A rebeldia própria da adolescência influenciou-a a querer novas experiências e, durante umas férias no México, terra natal do seu pai, decidiu “deixar a escola” em Cabo Verde e mudar-se para o país dos mariachis. “Nasci em Lisboa e, aos seis anos, vim viver para a Praia. Conhecia a cultura mexicana por aquilo que o meu pai me passava, mas queria aprender mais”, conta, sentada no terraço do Palácio da Cultura Ildo Lobo, durante uma pausa nas actividades da Atlantic Music Expo, evento com o qual Mário Lúcio quer tornar a cultura cabo-verdiana no motor da economia local.

A vivência mexicana durou dois anos, mas permitiu-lhe não só conhecer melhor a cultura do país, como gravar com o primo, produtor local, uma maquete de guitarra e voz com temas próprios. “Era um registo meio descomprometido, mas comecei a ter várias propostas, com editoras como a BMG e a Sony Music a mostrarem interesse em assinar comigo”. Ao contrário do que acontece com a maioria dos jovens que ambicionam fazer carreira na música, negou as propostas. “O mercado lá é muito agressivo e, na altura, o que estava muito na moda era a Shakira. Queriam que fizesse algo assumidamente pop e a minha natureza é guitarra e voz. Senti que se aceitasse estaria a corromper-me e decidi esperar, mesmo com toda a gente à minha volta a perguntar-me: 'Estás maluca? Vais perder esta oportunidade?'“.

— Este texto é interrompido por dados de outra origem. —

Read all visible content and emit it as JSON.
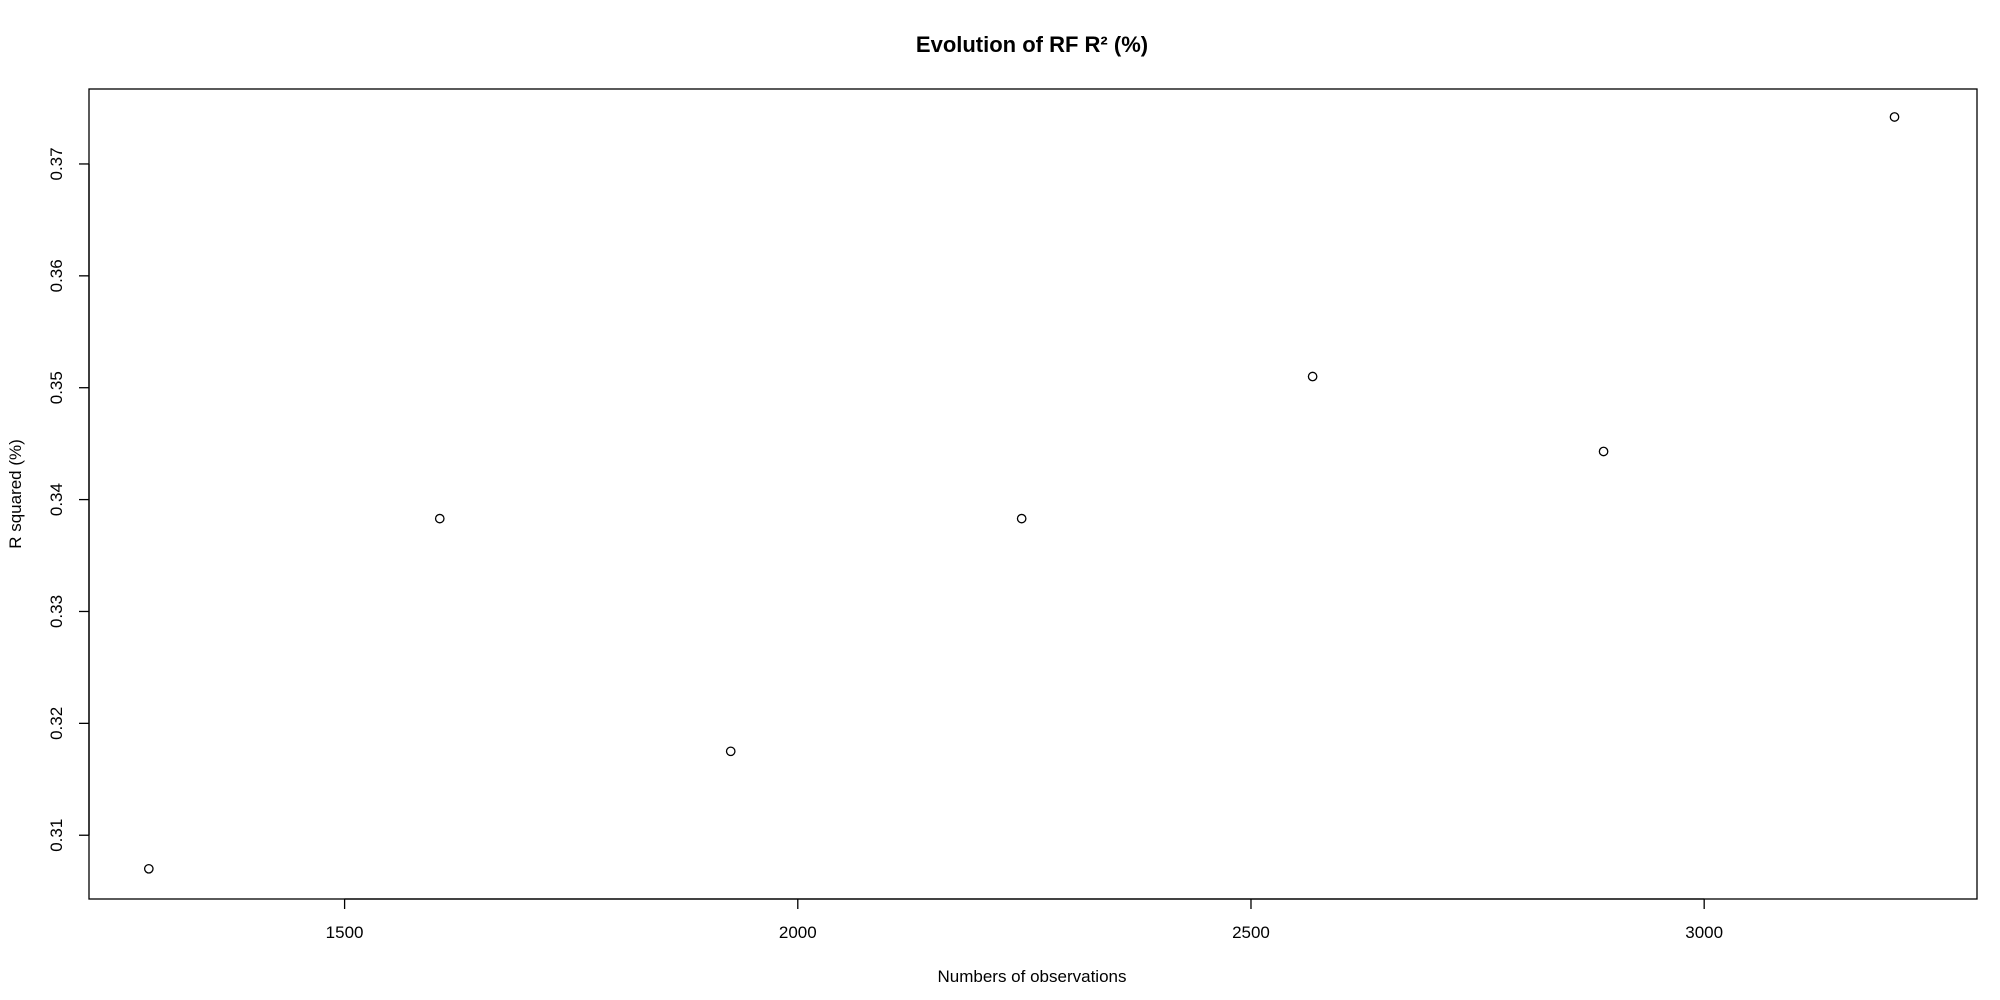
{
  "chart_data": {
    "type": "scatter",
    "title": "Evolution of RF R² (%)",
    "xlabel": "Numbers of observations",
    "ylabel": "R squared (%)",
    "xlim": [
      1218,
      3301
    ],
    "ylim": [
      0.3043,
      0.3767
    ],
    "x_ticks": [
      1500,
      2000,
      2500,
      3000
    ],
    "y_ticks": [
      0.31,
      0.32,
      0.33,
      0.34,
      0.35,
      0.36,
      0.37
    ],
    "grid": false,
    "legend": "none",
    "points": [
      {
        "x": 1284,
        "y": 0.307
      },
      {
        "x": 1605,
        "y": 0.3383
      },
      {
        "x": 1926,
        "y": 0.3175
      },
      {
        "x": 2247,
        "y": 0.3383
      },
      {
        "x": 2568,
        "y": 0.351
      },
      {
        "x": 2889,
        "y": 0.3443
      },
      {
        "x": 3210,
        "y": 0.3742
      }
    ],
    "colors": {
      "marker": "#000000",
      "axis": "#000000",
      "background": "#ffffff"
    }
  }
}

O seu regresso a Cabo Verde coincidiu com “os melhores anos” do Quintal da Música. De repente, uma nova geração de músicos procurava criar um som próprio, mas intimamente ligado à tradição. Orlando Pantera (que morreu de forma precoce aos 33 anos, vítima de uma pancreatite aguda) era o expoente máximo dessa postura e Sara perdeu a conta ao número de vezes que o viu actuar no espaço cultural da Praia. Bem como o ícone Ildo Lobo, também já falecido. “Não havia discriminação. Tocávamos todos ali, com a velha guarda. Foi um encontro de gerações muito rico”. E que, além do Quintal, Sara e Tété alimentam em casa.

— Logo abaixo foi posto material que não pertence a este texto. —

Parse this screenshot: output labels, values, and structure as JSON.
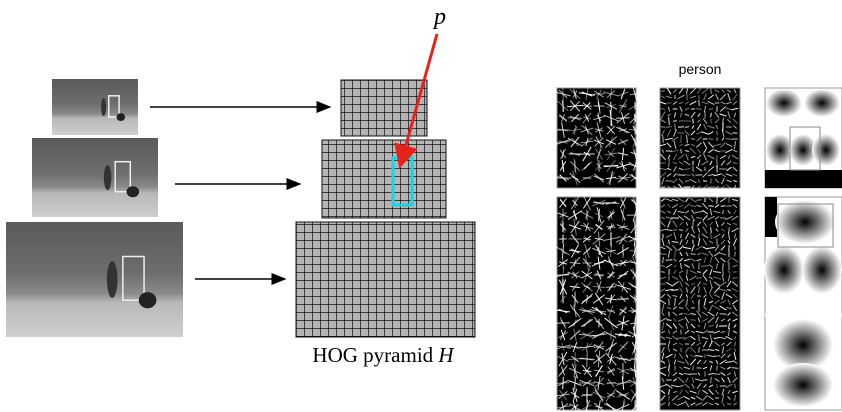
{
  "figure": {
    "point_label": "p",
    "class_label": "person",
    "pyramid_label": "HOG pyramid",
    "pyramid_symbol": "H"
  }
}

Uma década depois do trabalho conjunto Menino das Ilhas, mãe e filha gravaram outro álbum juntas, intitulado, nem mais, Gerassons. O trabalho permitiu-lhe viajar em digressão internacional com a mãe e, aos poucos, Sara começou a perceber qual podia ser o seu caminho na música. “Costumo dizer que sou um mosaico. Primeiro que tudo sou cabo-verdiana e, como qualquer crioulo, tenho um grande cruzamento genético. Depois, o facto de ter nascido em Portugal, ter crescido na Praia desde os seis anos e ter vivido no México influenciou a minha identidade cultural e fez-me ter muitas referências”. O primeiro álbum em nome próprio não podia, por isso, ter outro título.

Em Mosaico, Sara Alhinho, de 30 anos, expõe o seu percurso multicultural. Mas adverte: “Não é fusão! Não é um exercício de junção de peças. Quando se está exposto a tantas culturas diferentes e ricas, vai-se interiorizando tudo e o produto final é algo novo”. O disco – que valeu à cantora e compositora o prémio Artista Revelação nos Cabo Verde Music Awards 2014 e, no início de Abril, uma bolsa de Verão na prestigiada Berklee College of Music, nos Estados Unidos – conta então com canções em crioulo, em espanhol e até há um “'fado-morna'“, com guitarra portuguesa. A unir tudo isto está a doce voz de Sara Alhinho e uma identidade própria que quer vincar e mostrar ao mundo.